Second, deal with reality and decide which college you will accept from among those who have accepted you. This means sending in a deposit that you will most likely forfeit if you decide to go elsewhere.

Third, if you are wait-listed at a college you truly want to attend then prepare to do some additional work. Then you must be willing to wait - maybe into the summer.

Before deciding whether you want to accept the waitlist offer, it is important to know the policy of the college. For example, are housing choices and financial aid packages altered if you are accepted off the waitlist.

Ask your school counselor to call the college and find out how long the wait list is and how names will be selected. Based on this information decide whether you want to remain on the list. They will probably not tell you where you are on the list.

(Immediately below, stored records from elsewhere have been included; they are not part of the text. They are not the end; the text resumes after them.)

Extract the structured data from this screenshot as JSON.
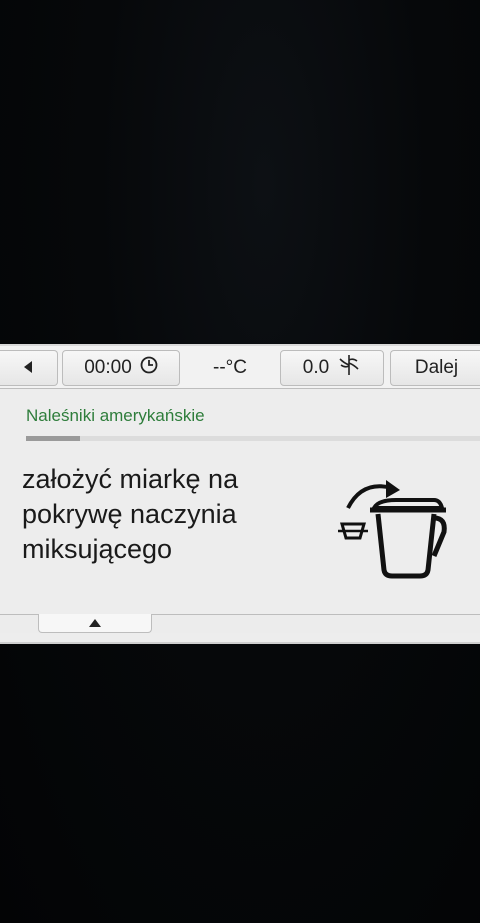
{
  "status_bar": {
    "time": "00:00",
    "temperature": "--°C",
    "speed": "0.0",
    "next_label": "Dalej"
  },
  "recipe": {
    "title": "Naleśniki amerykańskie",
    "progress": 0.12
  },
  "step": {
    "instruction": "założyć miarkę na\npokrywę naczynia\nmiksującego"
  },
  "icons": {
    "back": "back-arrow-icon",
    "clock": "clock-icon",
    "speed": "blade-icon",
    "illustration": "measuring-cup-onto-lid-icon",
    "scroll_up": "up-arrow-icon"
  },
  "colors": {
    "title": "#2e7d3b",
    "screen_background": "#ededed"
  }
}
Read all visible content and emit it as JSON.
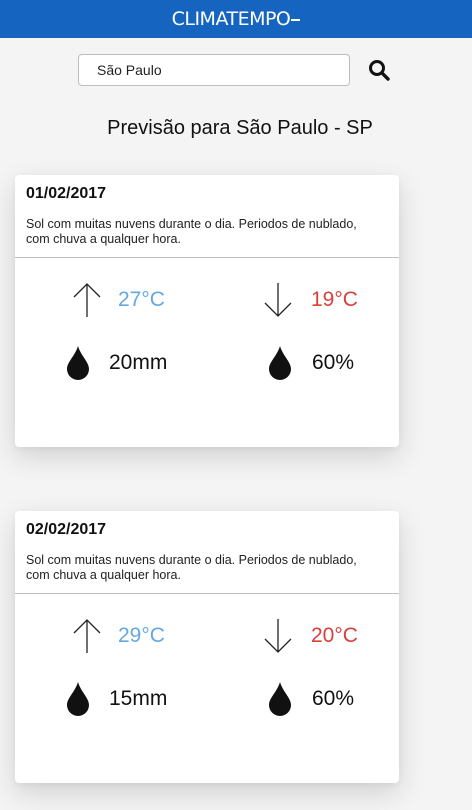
{
  "header": {
    "logo": "CLIMATEMPO"
  },
  "search": {
    "value": "São Paulo",
    "placeholder": ""
  },
  "page": {
    "title": "Previsão para São Paulo - SP"
  },
  "colors": {
    "brand": "#1565c0",
    "max_temp": "#64a8e0",
    "min_temp": "#d9403a"
  },
  "icons": {
    "search": "search-icon",
    "max": "arrow-up-icon",
    "min": "arrow-down-icon",
    "rain": "raindrop-icon",
    "humidity": "raindrop-icon"
  },
  "forecasts": [
    {
      "date": "01/02/2017",
      "description": "Sol com muitas nuvens durante o dia. Periodos de nublado, com chuva a qualquer hora.",
      "max_temp": "27°C",
      "min_temp": "19°C",
      "rain": "20mm",
      "humidity": "60%"
    },
    {
      "date": "02/02/2017",
      "description": "Sol com muitas nuvens durante o dia. Periodos de nublado, com chuva a qualquer hora.",
      "max_temp": "29°C",
      "min_temp": "20°C",
      "rain": "15mm",
      "humidity": "60%"
    }
  ]
}
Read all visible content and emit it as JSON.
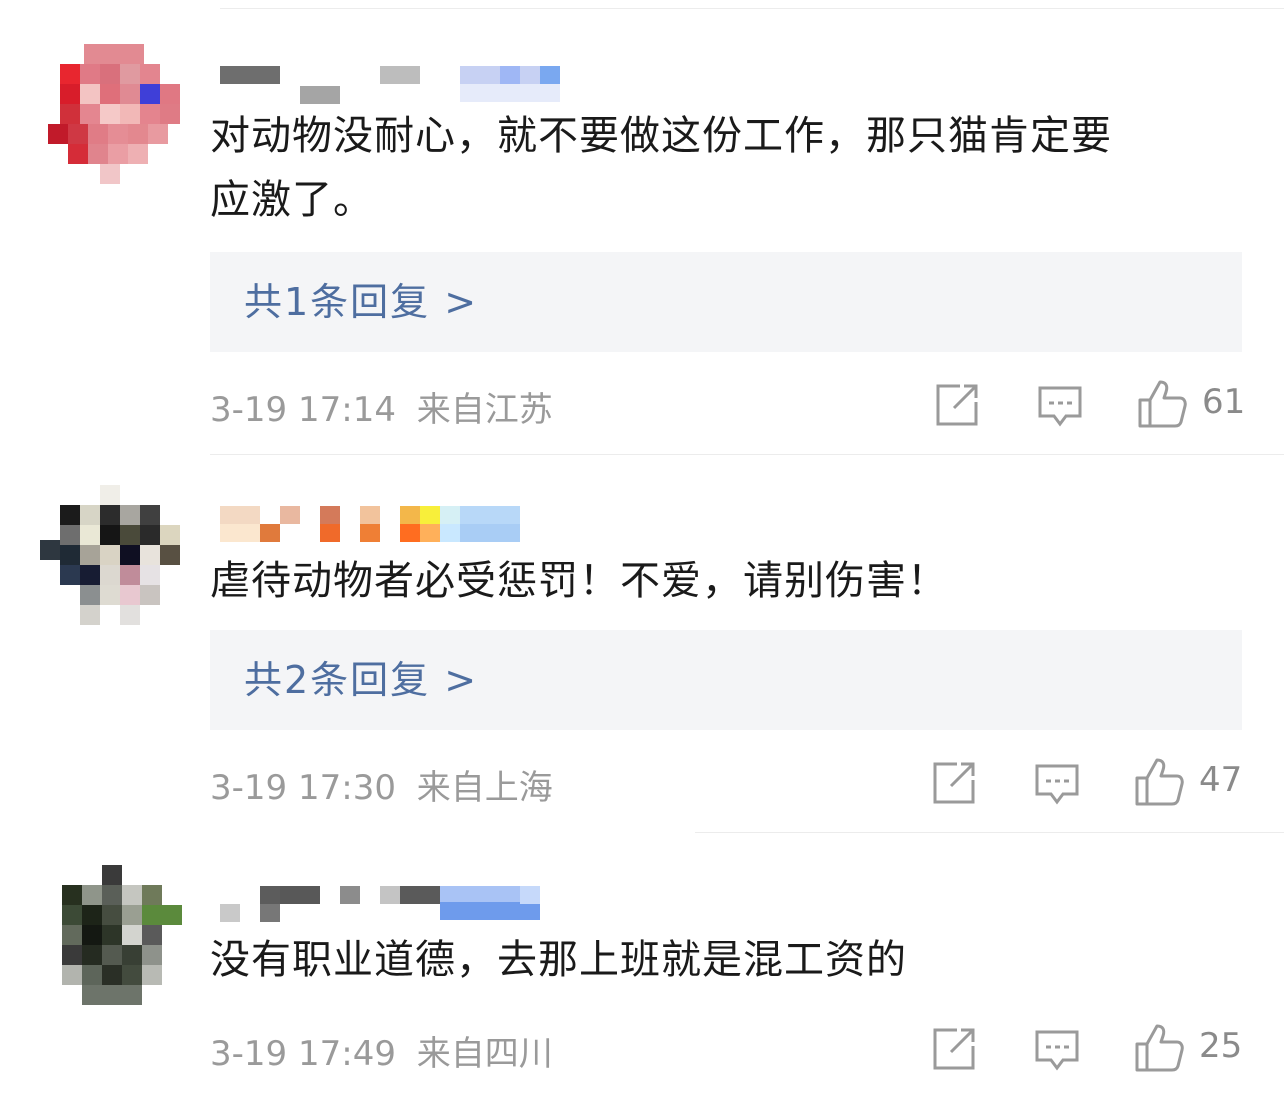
{
  "comments": [
    {
      "text_lines": [
        "对动物没耐心，就不要做这份工作，那只猫肯定要",
        "应激了。"
      ],
      "reply_label": "共1条回复 >",
      "time": "3-19 17:14",
      "location": "来自江苏",
      "likes": "61"
    },
    {
      "text_lines": [
        "虐待动物者必受惩罚！不爱，请别伤害！"
      ],
      "reply_label": "共2条回复 >",
      "time": "3-19 17:30",
      "location": "来自上海",
      "likes": "47"
    },
    {
      "text_lines": [
        "没有职业道德，去那上班就是混工资的"
      ],
      "reply_label": "",
      "time": "3-19 17:49",
      "location": "来自四川",
      "likes": "25"
    }
  ],
  "icons": {
    "share": "share-icon",
    "comment": "comment-icon",
    "like": "thumbs-up-icon"
  },
  "colors": {
    "reply_link": "#4e6ea0",
    "reply_bg": "#f4f5f7",
    "meta_text": "#9a9a9a",
    "body_text": "#1a1a1a"
  }
}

You (not your parent) should call the admission officer (ask to speak to the Oregon rep.) reaffirming that you want to remain on the list and that you would attend if accepted. Follow up the call with a letter that impresses the admissions committee enough to take a second look at you. This letter should emphasize why you want desperately to go this college and why they should accept you.

In addition to the above, the letter should update information on your grades (excellent spring semester grades are a great asset), awards, job experiences or extracurricular activities that would enhance your application. Be sure you document your information. A letter from a teacher, guidance counselor, or alumnus could help - not your parents. This is not a time to be shy.

If you have not interviewed or visited the college, try to do so and schedule an interview

to present some interesting things you have been doing, to reinforce your enthusiasm to

attend, and to positively underscore your strengths.

Be forewarned: chances of being taken off the waitlist are slim and it all depends on how many students accept the college's offer. Do not let the waitlist get you down, but rather concentrate on looking forward to attending the college to which you have sent your deposit. I know this all sounds like a lot of work, stress and money, but if this is your dream school it may well be worth it.